Missouri Department of Public Safety spokesman Mike O'Connell said the workshops are designed to strengthen response to disasters and emergencies.

O'Connell said faith-based groups are often the first to provide food and shelter, and to pitch in to help remove debris and perform emergency tasks. But sometimes a group will get so many volunteers that coordination can be difficult.

"During a disaster, you're going to get an onslaught of volunteers, but you won't know what to do with them all," O'Connell said.

At the Cape Girardeau workshop, the Rev. Aaron Brown's voice broke as he recalled telling someone from his Joplin congregation that the devastating May 22 tornado had killed a relative.

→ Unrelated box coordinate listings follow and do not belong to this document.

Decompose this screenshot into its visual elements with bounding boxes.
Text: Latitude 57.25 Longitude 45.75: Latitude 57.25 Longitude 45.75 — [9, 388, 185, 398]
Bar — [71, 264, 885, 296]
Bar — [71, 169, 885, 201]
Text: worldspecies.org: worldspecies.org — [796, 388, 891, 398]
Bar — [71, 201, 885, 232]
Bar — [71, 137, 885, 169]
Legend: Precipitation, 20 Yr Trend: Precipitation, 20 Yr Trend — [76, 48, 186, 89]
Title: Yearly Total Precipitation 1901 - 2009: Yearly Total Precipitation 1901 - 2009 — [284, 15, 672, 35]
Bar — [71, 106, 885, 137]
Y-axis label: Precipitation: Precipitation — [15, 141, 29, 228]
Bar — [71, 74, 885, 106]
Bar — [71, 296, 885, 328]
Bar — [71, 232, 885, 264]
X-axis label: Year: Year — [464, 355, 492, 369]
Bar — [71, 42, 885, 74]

That twister was so devastating that Brown, pastor St. Paul's United Methodist Church in Joplin, had to organize a team to contact every member of the church and check on their well-being. Days later, a man Brown barely knew reached out and hugged him.

He said it felt like a hug from Jesus himself.

When disaster strikes, people show up from all over to help out. O'Connell said organizations like AmeriCorps specialize in finding tasks for volunteers.

Faith-based groups can focus on what they do best. For example, O'Connell said if a church has a ministry to the poor, it already has a connection to that part of the community.

Brown warned against spending too much time gathering clothing and supplies for disaster victims. He said overenthusiastic volunteers arrived in Joplin with mountains of products, but there were no structures left in which to store them.

"What we really need in an emergency are volunteers and money," Brown said.